80 [END]

294K 38K 6.3K
                                    

Waktu mengalir begitu cepat. Tidak terasa mereka sekarang telah tiba di hari terakhir berada di SMA Lesmana menggunakan seragam sekolah. Ada perasaan senang, enggan, dan sedih memikirkan telah melewati waktu yang menyenangkan di sekolah ini. Karena terbiasa di asrama, 24 jam mereka habiskan setiap hari bersama. Kini mereka harus pergi berpisah, jelas sejak sekarang akan susah mencari waktu sekadar berjalan bersama.

“SKAY! SINI FOTO!” teriak Cici yang baru saja selesai berselfie ria bersama gadis-gadis lain.

Skaya tersenyum lebar dan bergegas bergabung. Setelah mengambil banyak foto selfie serta foto kelas, dia akhirnya bebas dari cengkraman Cici.

“AAAA SAGARA! FOTO BARENG YUK!” ajakan itu penuh histeris.

Mendengar nama sang pacar, tentu saja Skaya menoleh tanpa disadari. Dia memandang pintu kelasnya dengan linglung, melihat laki-laki tinggi yang berdiri di ambang pintu dengan sebuket bunga mawar di tangannya.

Tubuh gadis itu mematung sejenak. Melihat tatapan Sagara tertuju padanya dengan sudut bibir perlahan terangkat, mata Skaya berkedip berulang kali berusaha mengode laki-laki itu agar menghentikan rencananya.

Tetapi Sagara tidak peka dengan kodenya. Dia tetap berjalan masuk dan berdiri di depannya, menatap lembut sambil menarik tangan gadis itu untuk mengambil buket bunganya.

“Gue gak tau berapa banyak bunga yang perlu dikasih ke elo. Kata orang, lebih baik ngasih 999 tangkai mawar. Tapi toko bunga gak punya sebanyak itu. Jadi gue minta 99 tangkai.” Dengan lancar Sagara menjelaskan, membuat keriuhan kelas Skaya menjadi hening dalam sekejap. Senyum Sagara lebih lembut melihat Skaya menatapnya shock. “By the way Aya, happy graduation!

“AAHHHHH! HOW SWEET!

“Ehhh??! Skaya dan Sagara? Kok bisa?!”

“ANJIR! SIAPE ADMIN LAMBE TURAH DI SINI?! PAYAH GAK TANGKEP PACARNYA SAGARA DI DEPAN MATA!!!”

“Ecie Skay!!! Cuit, cuit!”

Kelas seketika menjadi bising. Sudut bibir Skaya berkedut, apa lagi mendengar suara Cici di akhir. Gadis itu memeluk buket bunga dengan satu tangan, sedangkan tangan lainnya bergegas menarik Sagara agar keluar dari kekacauan kelas. Sejak tadi wajahnya sudah memerah menahan malu. Melihat Sagara mengikutinya dengan senyuman puas, bibirnya mencuat kesal.

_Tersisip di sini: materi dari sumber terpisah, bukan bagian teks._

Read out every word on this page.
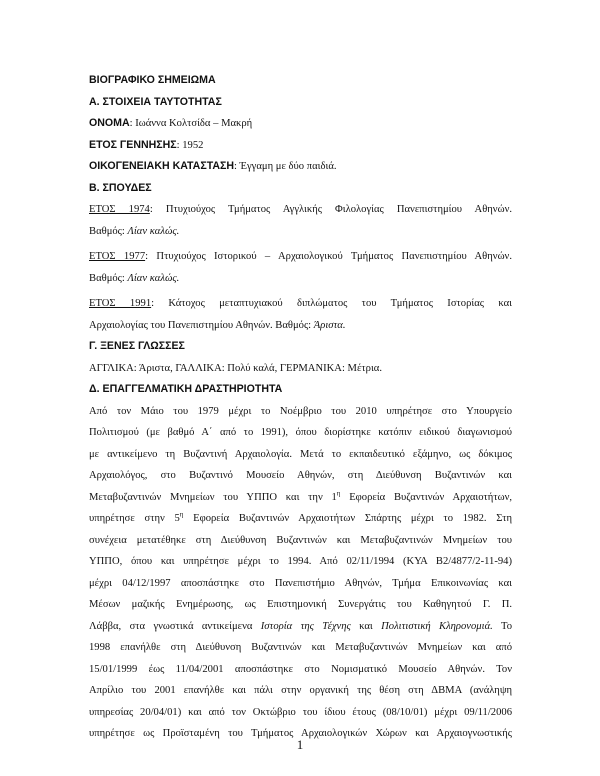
ΒΙΟΓΡΑΦΙΚΟ ΣΗΜΕΙΩΜΑ
Α. ΣΤΟΙΧΕΙΑ ΤΑΥΤΟΤΗΤΑΣ
ΟΝΟΜΑ: Ιωάννα Κολτσίδα – Μακρή
ΕΤΟΣ ΓΕΝΝΗΣΗΣ: 1952
ΟΙΚΟΓΕΝΕΙΑΚΗ ΚΑΤΑΣΤΑΣΗ: Έγγαμη με δύο παιδιά.
Β. ΣΠΟΥΔΕΣ
ΕΤΟΣ 1974: Πτυχιούχος Τμήματος Αγγλικής Φιλολογίας Πανεπιστημίου Αθηνών.
Βαθμός: Λίαν καλώς.
ΕΤΟΣ 1977: Πτυχιούχος Ιστορικού – Αρχαιολογικού Τμήματος Πανεπιστημίου Αθηνών.
Βαθμός: Λίαν καλώς.
ΕΤΟΣ 1991: Κάτοχος μεταπτυχιακού διπλώματος του Τμήματος Ιστορίας και
Αρχαιολογίας του Πανεπιστημίου Αθηνών. Βαθμός: Άριστα.
Γ. ΞΕΝΕΣ ΓΛΩΣΣΕΣ
ΑΓΓΛΙΚΑ: Άριστα, ΓΑΛΛΙΚΑ: Πολύ καλά, ΓΕΡΜΑΝΙΚΑ: Μέτρια.
Δ. ΕΠΑΓΓΕΛΜΑΤΙΚΗ ΔΡΑΣΤΗΡΙΟΤΗΤΑ
Από τον Μάιο του 1979 μέχρι το Νοέμβριο του 2010 υπηρέτησε στο Υπουργείο
Πολιτισμού (με βαθμό Α΄ από το 1991), όπου διορίστηκε κατόπιν ειδικού διαγωνισμού
με αντικείμενο τη Βυζαντινή Αρχαιολογία. Μετά το εκπαιδευτικό εξάμηνο, ως δόκιμος
Αρχαιολόγος, στο Βυζαντινό Μουσείο Αθηνών, στη Διεύθυνση Βυζαντινών και
Μεταβυζαντινών Μνημείων του ΥΠΠΟ και την $1^\eta$ Εφορεία Βυζαντινών Αρχαιοτήτων,
υπηρέτησε στην $5^\eta$ Εφορεία Βυζαντινών Αρχαιοτήτων Σπάρτης μέχρι το 1982. Στη
συνέχεια μετατέθηκε στη Διεύθυνση Βυζαντινών και Μεταβυζαντινών Μνημείων του
ΥΠΠΟ, όπου και υπηρέτησε μέχρι το 1994. Από 02/11/1994 (ΚΥΑ Β2/4877/2-11-94)
μέχρι 04/12/1997 αποσπάστηκε στο Πανεπιστήμιο Αθηνών, Τμήμα Επικοινωνίας και
Μέσων μαζικής Ενημέρωσης, ως Επιστημονική Συνεργάτις του Καθηγητού Γ. Π.
Λάββα, στα γνωστικά αντικείμενα Ιστορία της Τέχνης και Πολιτιστική Κληρονομιά. Το
1998 επανήλθε στη Διεύθυνση Βυζαντινών και Μεταβυζαντινών Μνημείων και από
15/01/1999 έως 11/04/2001 αποσπάστηκε στο Νομισματικό Μουσείο Αθηνών. Τον
Απρίλιο του 2001 επανήλθε και πάλι στην οργανική της θέση στη ΔΒΜΑ (ανάληψη
υπηρεσίας 20/04/01) και από τον Οκτώβριο του ίδιου έτους (08/10/01) μέχρι 09/11/2006
υπηρέτησε ως Προϊσταμένη του Τμήματος Αρχαιολογικών Χώρων και Αρχαιογνωστικής
1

“Lo sengaja, kan?” tuding Skaya langsung begitu berhenti di tempat yang lebih sepi.

“Hari terakhir. Biar mereka tau siapa pawang lo.” Sagara memasukkan tangannya ke saku celana. Ekspresinya yang santai membuat gadis itu bertambah jengkel.

“Pawang apa? Gak ada cowok yang deketin gue. Malah elo tuh yang banyak deketin.”

Bukannya tidak sabar karena dituduh terus menerus, Sagara malah terkekeh dan menangkup wajah Skaya. “Lo cemburu? Gemes banget pen gigit.”

“Apa sih? Big Bos yang serius dong.”

“Iya sayang. Gue selalu serius kok. Apa lagi soal nikah sama lo.”

Skaya berdecak sambil memandang buket bunga di tangannya. “Cantik banget mawarnya. Tapi Big Bos, gue gak bisa nerima bunga lo.”

“Hah?”

Dengan tenang Skaya mendongak, memperlihatkan matanya yang berair lalu berbicara dengan suara serak. “Gue alergi serbuk bunga. Bunga mawar dikit sih mending, ini banyak banget.”

Sagara terdiam sejenak sebelum merutuk pelan, “Shit.”

Laki-laki itu merampas bunga tersebut, dengan penuh dendam melemparkannya ke tempat sampah dan memegang tangan gadis itu erat.